The Large Hadron Collider (LHC) is a particle accelerator and hadron collider located at CERN, near Geneva, Switzerland. Currently under construction, the LHC is scheduled to begin operation in May 2008. The LHC is expected to become the world’s largest and highest-energy particle accelerator. The LHC is being funded and built in collaboration with over two thousand physicists from thirty-four countries as well as hundreds of universities and laboratories. When activated, it is theorized that the collider will produce the elusive Higgs boson, the observation of which could confirm the predictions and ‘missing links’ in the Standard Model of physics and could explain how other elementary particles acquire properties such as mass. The verification of the existence of the Higgs boson would be a significant step in the search for a Grand Unified Theory, which seeks to unify three of the four fundamental forces: electromagnetism, the strong force, and the weak force. The Higgs boson may also help to explain why the remaining force, gravitation, is so weak compared to the other three forces. In addition to the Higgs boson, other theorized novel particles that might be produced, and for which searches are planned, include strangelets, micro black holes, magnetic monopoles and supersymmetric particles.

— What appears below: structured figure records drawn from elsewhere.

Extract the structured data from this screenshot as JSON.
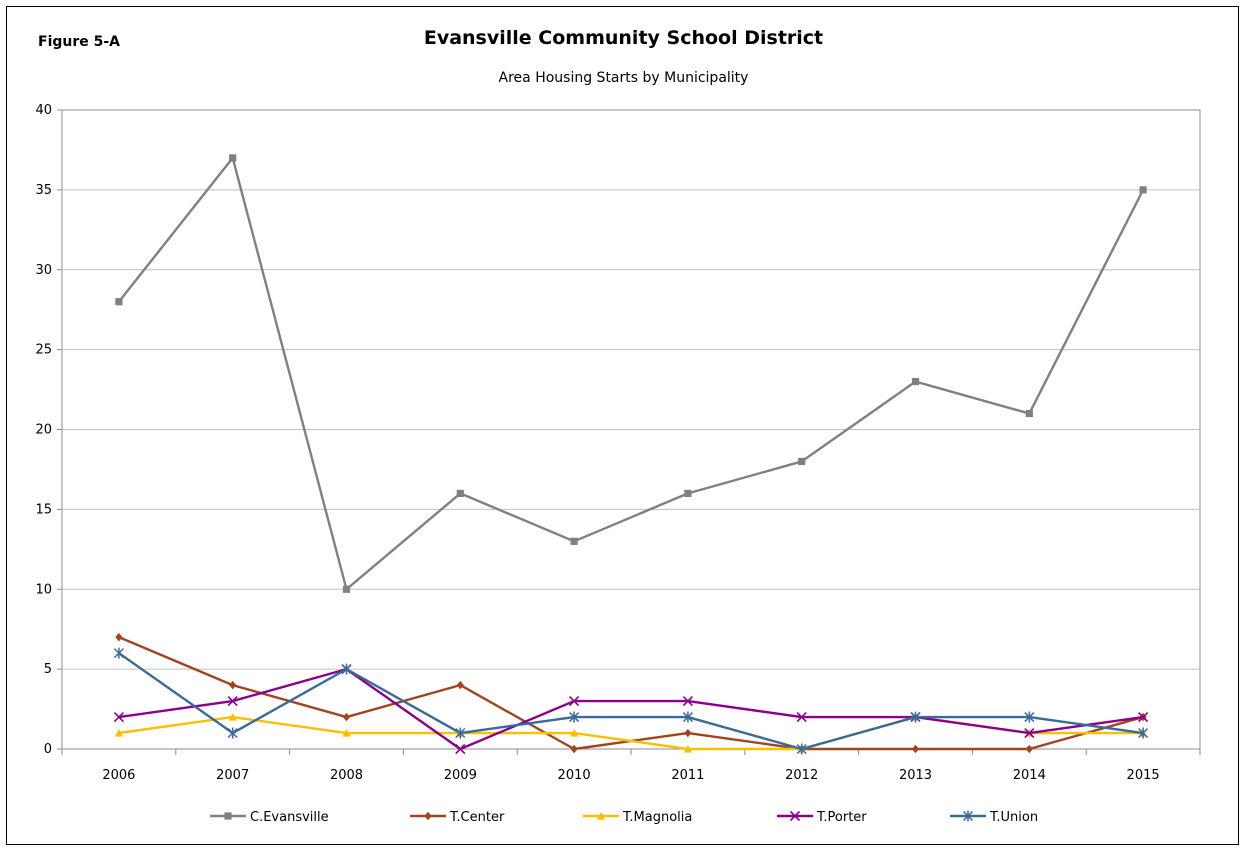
{
  "figure_label": "Figure 5-A",
  "chart_data": {
    "type": "line",
    "title": "Evansville Community School District",
    "subtitle": "Area Housing Starts by Municipality",
    "xlabel": "",
    "ylabel": "",
    "categories": [
      "2006",
      "2007",
      "2008",
      "2009",
      "2010",
      "2011",
      "2012",
      "2013",
      "2014",
      "2015"
    ],
    "ylim": [
      0,
      40
    ],
    "yticks": [
      0,
      5,
      10,
      15,
      20,
      25,
      30,
      35,
      40
    ],
    "grid": true,
    "legend_position": "bottom",
    "series": [
      {
        "name": "C.Evansville",
        "color": "#808080",
        "marker": "square",
        "values": [
          28,
          37,
          10,
          16,
          13,
          16,
          18,
          23,
          21,
          35
        ]
      },
      {
        "name": "T.Center",
        "color": "#A0461E",
        "marker": "diamond",
        "values": [
          7,
          4,
          2,
          4,
          0,
          1,
          0,
          0,
          0,
          2
        ]
      },
      {
        "name": "T.Magnolia",
        "color": "#F8C000",
        "marker": "triangle",
        "values": [
          1,
          2,
          1,
          1,
          1,
          0,
          0,
          2,
          1,
          1
        ]
      },
      {
        "name": "T.Porter",
        "color": "#8B008B",
        "marker": "x",
        "values": [
          2,
          3,
          5,
          0,
          3,
          3,
          2,
          2,
          1,
          2
        ]
      },
      {
        "name": "T.Union",
        "color": "#3A6A9A",
        "marker": "star",
        "values": [
          6,
          1,
          5,
          1,
          2,
          2,
          0,
          2,
          2,
          1
        ]
      }
    ]
  }
}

The LHC is a project of which I try to keep track of any interesting news article I can find. On one hand this seems to be a major effort to push the boundaries of physics and our understanding of the world with a large leap forward. On the other hand the related safety concerns seem to be limited and any incident unlikly, but the possible consequences nevertheless seem very frightening to me. Lets hope that this is not just another Pandoras Box being opend soon.
Update March 20, 2010
On March 19, 2010, it was announced that protons have been accelerated to 3.5 TeV, the full energy planned for the next year (pending the repair of defective magnet interconnection joints; still only half the design 7 TeV energy per beam expected after repairs).
As a comparison, DESY, Germany’s largest collidier, has “just” an output of 27.5 GeV on one beam and 920 GeV on the other.
Regarding possible “side-effects”, as a matter of fact cosmic rays impacting in Earth atmosphere routinely exceed the energy expected from the LHC.